Asian stock markets have rallied, boosted by strong advances on Wall Street and a highly anticipated plan to assist debt-riddled countries in the eurozone.
Markets surged after the European Central Bank announced it was creating a new bond-buying program under which the bank will buy government bonds with maturities of one to three years. There will be no limits to the amount of purchases it can make.
Wall Street surged after the plan was announced. The Standard & Poor's 500 index soared to its highest level since January 2008, and the Dow Jones industrial average hit its highest mark since December 2007.
In early trading, Japan's Nikkei 225 index jumped 1.7% to 8,824.02. Hong Kong's Hang Seng added 1.7% to 19,528.78 and South Korea's Kospi bolted up 2% to 1,918.76.

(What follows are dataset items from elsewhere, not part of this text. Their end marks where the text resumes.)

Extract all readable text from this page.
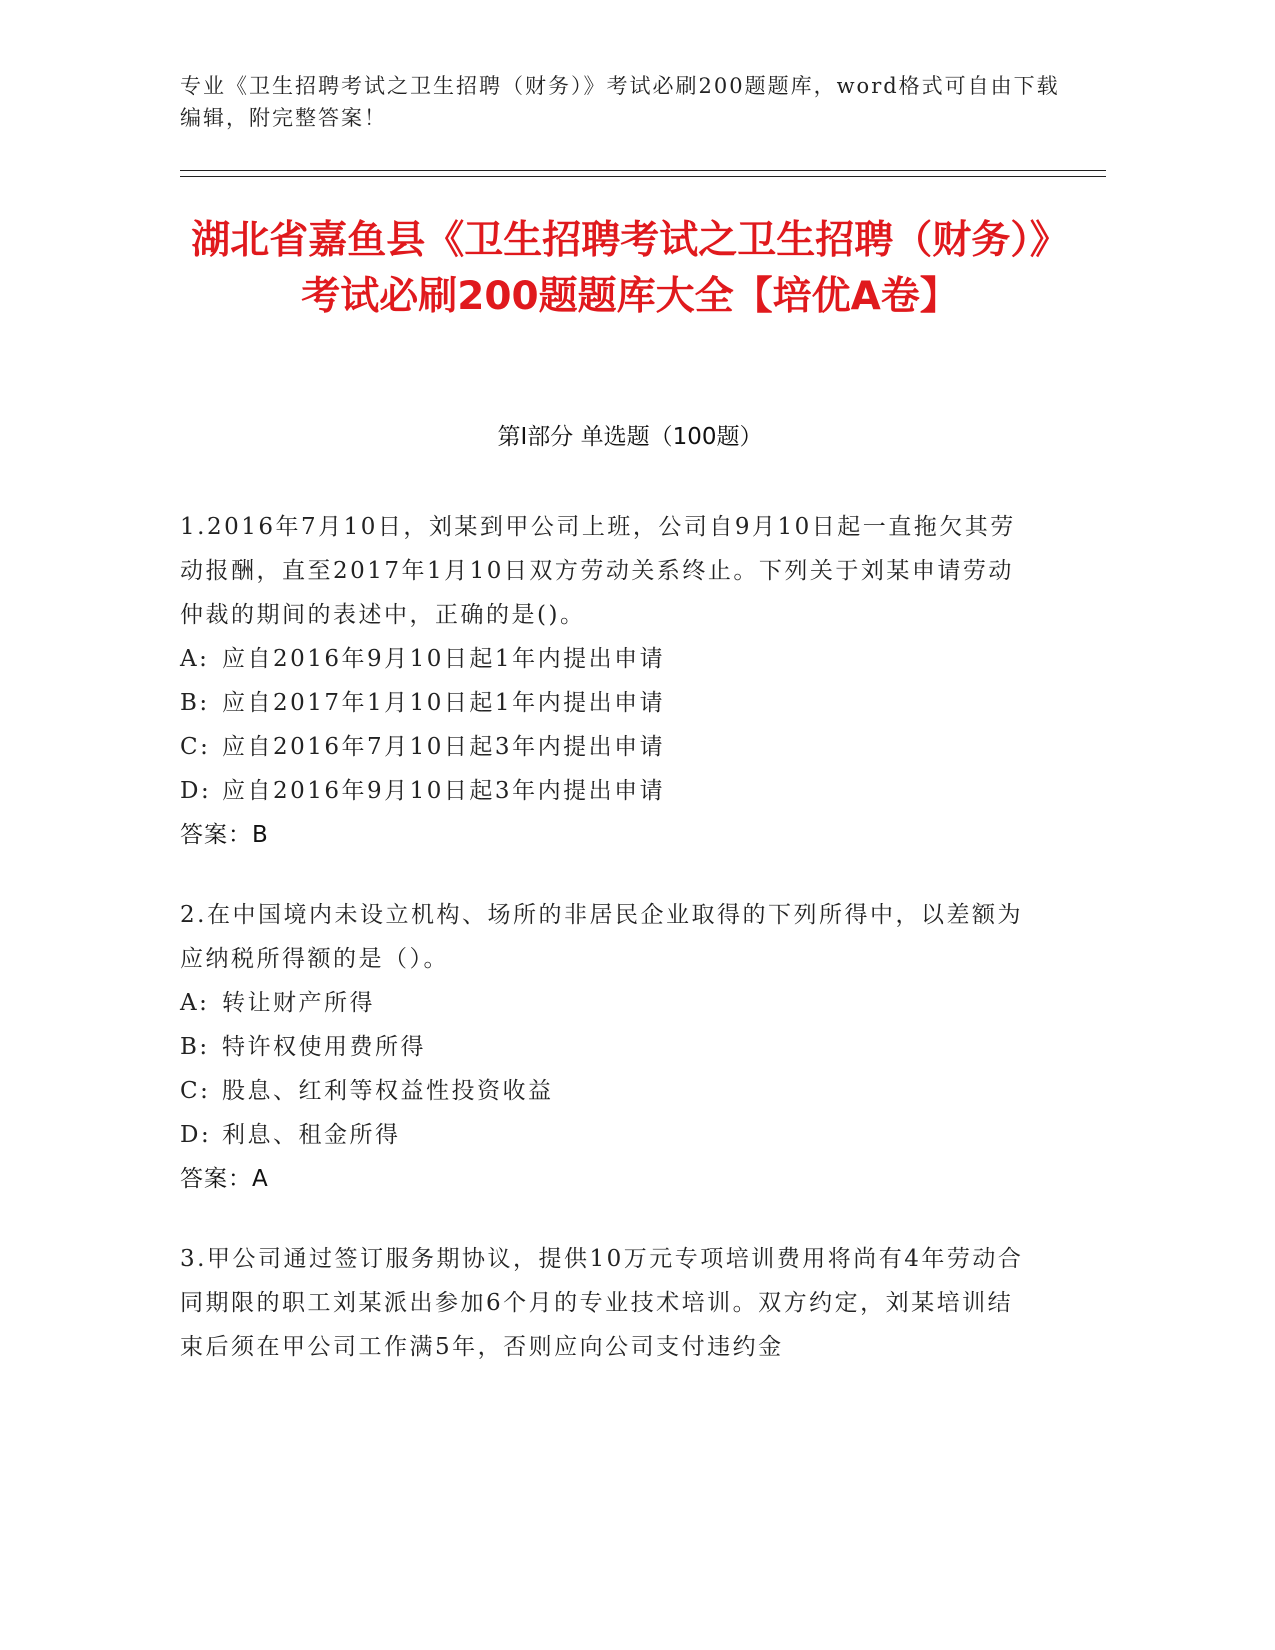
专业《卫生招聘考试之卫生招聘（财务）》考试必刷200题题库，word格式可自由下载编辑，附完整答案！
湖北省嘉鱼县《卫生招聘考试之卫生招聘（财务）》考试必刷200题题库大全【培优A卷】
第I部分 单选题（100题）
1.2016年7月10日，刘某到甲公司上班，公司自9月10日起一直拖欠其劳动报酬，直至2017年1月10日双方劳动关系终止。下列关于刘某申请劳动仲裁的期间的表述中，正确的是()。
A: 应自2016年9月10日起1年内提出申请
B: 应自2017年1月10日起1年内提出申请
C: 应自2016年7月10日起3年内提出申请
D: 应自2016年9月10日起3年内提出申请
答案：B
2.在中国境内未设立机构、场所的非居民企业取得的下列所得中，以差额为应纳税所得额的是（）。
A: 转让财产所得
B: 特许权使用费所得
C: 股息、红利等权益性投资收益
D: 利息、租金所得
答案：A
3.甲公司通过签订服务期协议，提供10万元专项培训费用将尚有4年劳动合同期限的职工刘某派出参加6个月的专业技术培训。双方约定，刘某培训结束后须在甲公司工作满5年，否则应向公司支付违约金
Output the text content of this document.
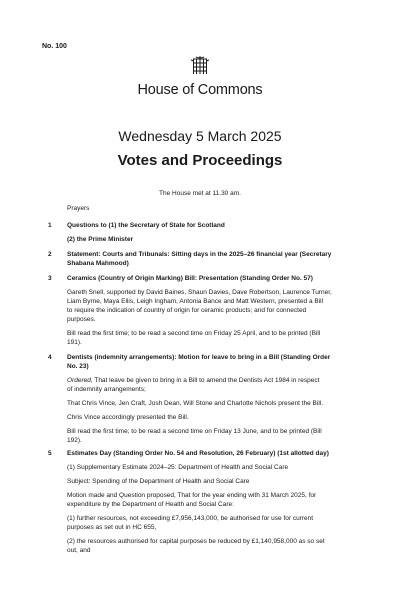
No. 100
House of Commons
Wednesday 5 March 2025
Votes and Proceedings
The House met at 11.30 am.
Prayers
1 Questions to (1) the Secretary of State for Scotland
(2) the Prime Minister
2 Statement: Courts and Tribunals: Sitting days in the 2025–26 financial year (Secretary
Shabana Mahmood)
3 Ceramics (Country of Origin Marking) Bill: Presentation (Standing Order No. 57)
Gareth Snell, supported by David Baines, Shaun Davies, Dave Robertson, Laurence Turner,
Liam Byrne, Maya Ellis, Leigh Ingham, Antonia Bance and Matt Western, presented a Bill
to require the indication of country of origin for ceramic products; and for connected
purposes.
Bill read the first time; to be read a second time on Friday 25 April, and to be printed (Bill
191).
4 Dentists (indemnity arrangements): Motion for leave to bring in a Bill (Standing Order
No. 23)
Ordered, That leave be given to bring in a Bill to amend the Dentists Act 1984 in respect
of indemnity arrangements;
That Chris Vince, Jen Craft, Josh Dean, Will Stone and Charlotte Nichols present the Bill.
Chris Vince accordingly presented the Bill.
Bill read the first time; to be read a second time on Friday 13 June, and to be printed (Bill
192).
5 Estimates Day (Standing Order No. 54 and Resolution, 26 February) (1st allotted day)
(1) Supplementary Estimate 2024–25: Department of Health and Social Care
Subject: Spending of the Department of Health and Social Care
Motion made and Question proposed, That for the year ending with 31 March 2025, for
expenditure by the Department of Health and Social Care:
(1) further resources, not exceeding £7,956,143,000, be authorised for use for current
purposes as set out in HC 655,
(2) the resources authorised for capital purposes be reduced by £1,140,958,000 as so set
out, and
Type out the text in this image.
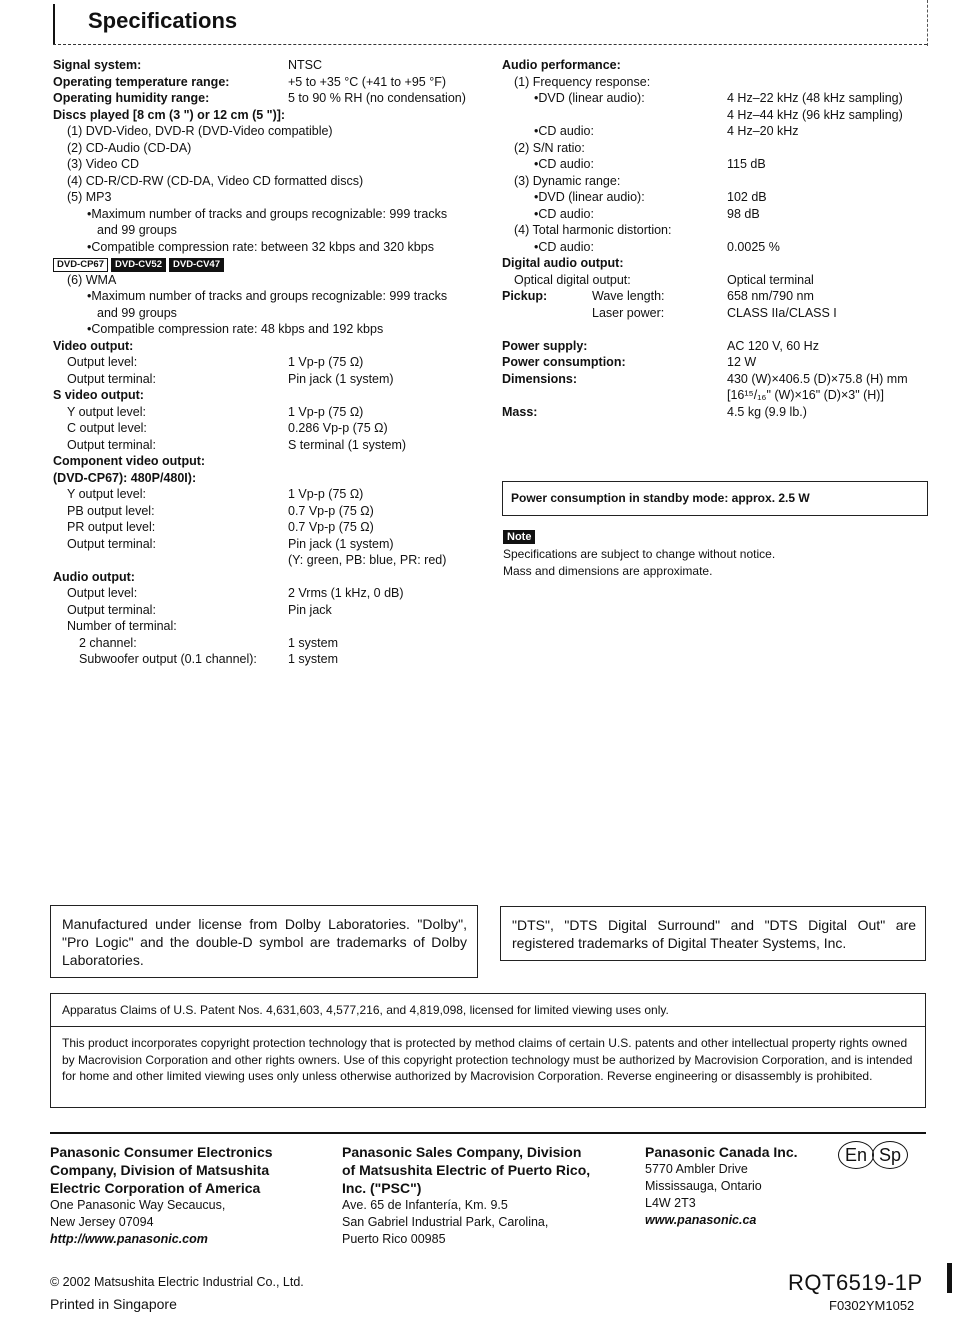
Specifications
Signal system:	NTSC
Operating temperature range:	+5 to +35 °C (+41 to +95 °F)
Operating humidity range:	5 to 90 % RH (no condensation)
Discs played [8 cm (3 ") or 12 cm (5 ")]:
(1) DVD-Video, DVD-R (DVD-Video compatible)
(2) CD-Audio (CD-DA)
(3) Video CD
(4) CD-R/CD-RW (CD-DA, Video CD formatted discs)
(5) MP3
•Maximum number of tracks and groups recognizable: 999 tracks
and 99 groups
•Compatible compression rate: between 32 kbps and 320 kbps
DVD-CP67 DVD-CV52 DVD-CV47
(6) WMA
•Maximum number of tracks and groups recognizable: 999 tracks
and 99 groups
•Compatible compression rate: 48 kbps and 192 kbps
Video output:
Output level:	1 Vp-p (75 Ω)
Output terminal:	Pin jack (1 system)
S video output:
Y output level:	1 Vp-p (75 Ω)
C output level:	0.286 Vp-p (75 Ω)
Output terminal:	S terminal (1 system)
Component video output:
(DVD-CP67): 480P/480I):
Y output level:	1 Vp-p (75 Ω)
PB output level:	0.7 Vp-p (75 Ω)
PR output level:	0.7 Vp-p (75 Ω)
Output terminal:	Pin jack (1 system)
(Y: green, PB: blue, PR: red)
Audio output:
Output level:	2 Vrms (1 kHz, 0 dB)
Output terminal:	Pin jack
Number of terminal:
2 channel:	1 system
Subwoofer output (0.1 channel): 1 system
Audio performance:
(1) Frequency response:
•DVD (linear audio):	4 Hz–22 kHz (48 kHz sampling)
4 Hz–44 kHz (96 kHz sampling)
•CD audio:	4 Hz–20 kHz
(2) S/N ratio:
•CD audio:	115 dB
(3) Dynamic range:
•DVD (linear audio):	102 dB
•CD audio:	98 dB
(4) Total harmonic distortion:
•CD audio:	0.0025 %
Digital audio output:
Optical digital output:	Optical terminal
Pickup:	Wave length:	658 nm/790 nm
Laser power:	CLASS IIa/CLASS I
Power supply:	AC 120 V, 60 Hz
Power consumption:	12 W
Dimensions:	430 (W)×406.5 (D)×75.8 (H) mm
[16¹⁵/₁₆" (W)×16" (D)×3" (H)]
Mass:	4.5 kg (9.9 lb.)
Power consumption in standby mode: approx. 2.5 W
Note
Specifications are subject to change without notice.
Mass and dimensions are approximate.
Manufactured under license from Dolby Laboratories. "Dolby", "Pro Logic" and the double-D symbol are trademarks of Dolby Laboratories.
"DTS", "DTS Digital Surround" and "DTS Digital Out" are registered trademarks of Digital Theater Systems, Inc.
Apparatus Claims of U.S. Patent Nos. 4,631,603, 4,577,216, and 4,819,098, licensed for limited viewing uses only.
This product incorporates copyright protection technology that is protected by method claims of certain U.S. patents and other intellectual property rights owned by Macrovision Corporation and other rights owners. Use of this copyright protection technology must be authorized by Macrovision Corporation, and is intended for home and other limited viewing uses only unless otherwise authorized by Macrovision Corporation. Reverse engineering or disassembly is prohibited.
Panasonic Consumer Electronics Company, Division of Matsushita Electric Corporation of America
One Panasonic Way Secaucus,
New Jersey 07094
http://www.panasonic.com
Panasonic Sales Company, Division of Matsushita Electric of Puerto Rico, Inc. ("PSC")
Ave. 65 de Infantería, Km. 9.5
San Gabriel Industrial Park, Carolina,
Puerto Rico 00985
Panasonic Canada Inc.
5770 Ambler Drive
Mississauga, Ontario
L4W 2T3
www.panasonic.ca
En Sp
© 2002 Matsushita Electric Industrial Co., Ltd.
Printed in Singapore
RQT6519-1P
F0302YM1052
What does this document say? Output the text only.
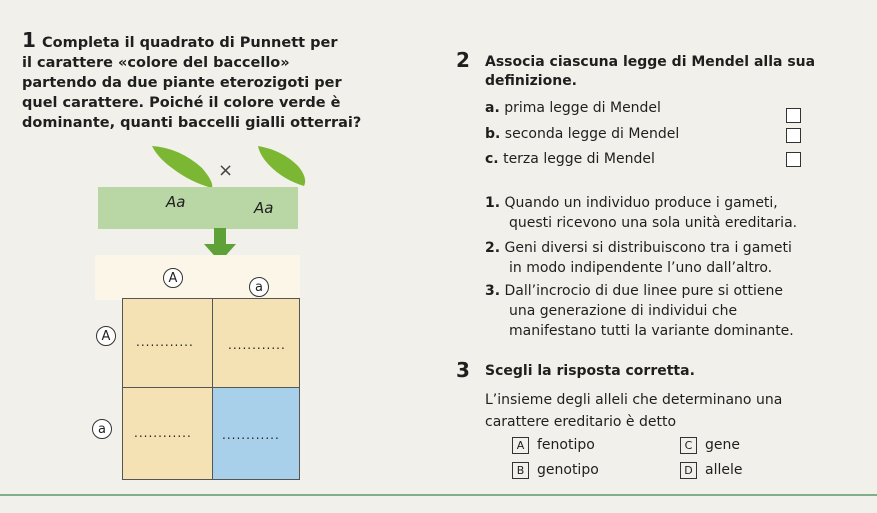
1 Completa il quadrato di Punnett per
il carattere «colore del baccello»
partendo da due piante eterozigoti per
quel carattere. Poiché il colore verde è
dominante, quanti baccelli gialli otterrai?
×
Aa	Aa
A
a
A
a
............	............
............	............
2 Associa ciascuna legge di Mendel alla sua
definizione.
a. prima legge di Mendel
b. seconda legge di Mendel
c. terza legge di Mendel
1. Quando un individuo produce i gameti,
questi ricevono una sola unità ereditaria.
2. Geni diversi si distribuiscono tra i gameti
in modo indipendente l’uno dall’altro.
3. Dall’incrocio di due linee pure si ottiene
una generazione di individui che
manifestano tutti la variante dominante.
3 Scegli la risposta corretta.
L’insieme degli alleli che determinano una
carattere ereditario è detto
A fenotipo
B genotipo
C gene
D allele
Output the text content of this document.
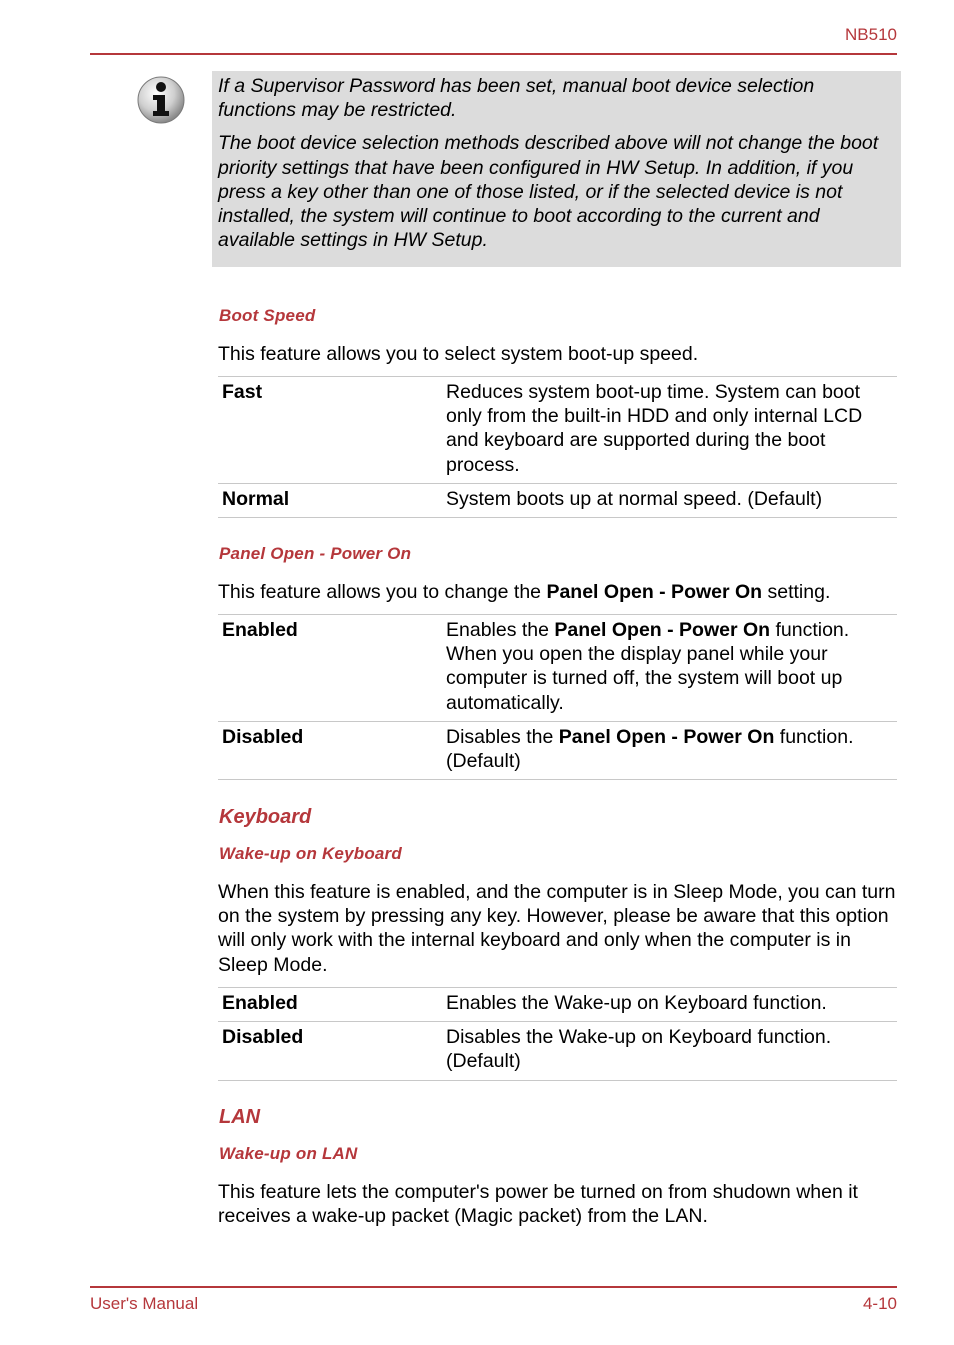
NB510

If a Supervisor Password has been set, manual boot device selection functions may be restricted.

The boot device selection methods described above will not change the boot priority settings that have been configured in HW Setup. In addition, if you press a key other than one of those listed, or if the selected device is not installed, the system will continue to boot according to the current and available settings in HW Setup.

Boot Speed
This feature allows you to select system boot-up speed.
Fast	Reduces system boot-up time. System can boot only from the built-in HDD and only internal LCD and keyboard are supported during the boot process.
Normal	System boots up at normal speed. (Default)
Panel Open - Power On
This feature allows you to change the Panel Open - Power On setting.
Enabled	Enables the Panel Open - Power On function. When you open the display panel while your computer is turned off, the system will boot up automatically.
Disabled	Disables the Panel Open - Power On function. (Default)
Keyboard
Wake-up on Keyboard
When this feature is enabled, and the computer is in Sleep Mode, you can turn on the system by pressing any key. However, please be aware that this option will only work with the internal keyboard and only when the computer is in Sleep Mode.
Enabled	Enables the Wake-up on Keyboard function.
Disabled	Disables the Wake-up on Keyboard function. (Default)
LAN
Wake-up on LAN
This feature lets the computer's power be turned on from shudown when it receives a wake-up packet (Magic packet) from the LAN.
User's Manual	4-10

In Europe, Germany's Dax rallied to close 2.9% higher at 7,167.33 while the FTSE 100 index of leading British shares rose 2.1% to 5,777.34.
Investors are also keeping an eye on a raft of US economic data ahead of Friday's closely watched non-farm payrolls report for August.
"With a series of positive news and stabilised sentiment, risk-on mood will likely filter through to the Asian session. The main focus today will be the US jobs report," analysts at Credit Agricole CIB in Hong Kong said in a report.
Benchmark oil for October delivery fell 66 cents to 94.87 US dollars per barrel in electronic trading on the New York Mercantile Exchange. The contract rose 17 cents to finish at 95.53 US dollars.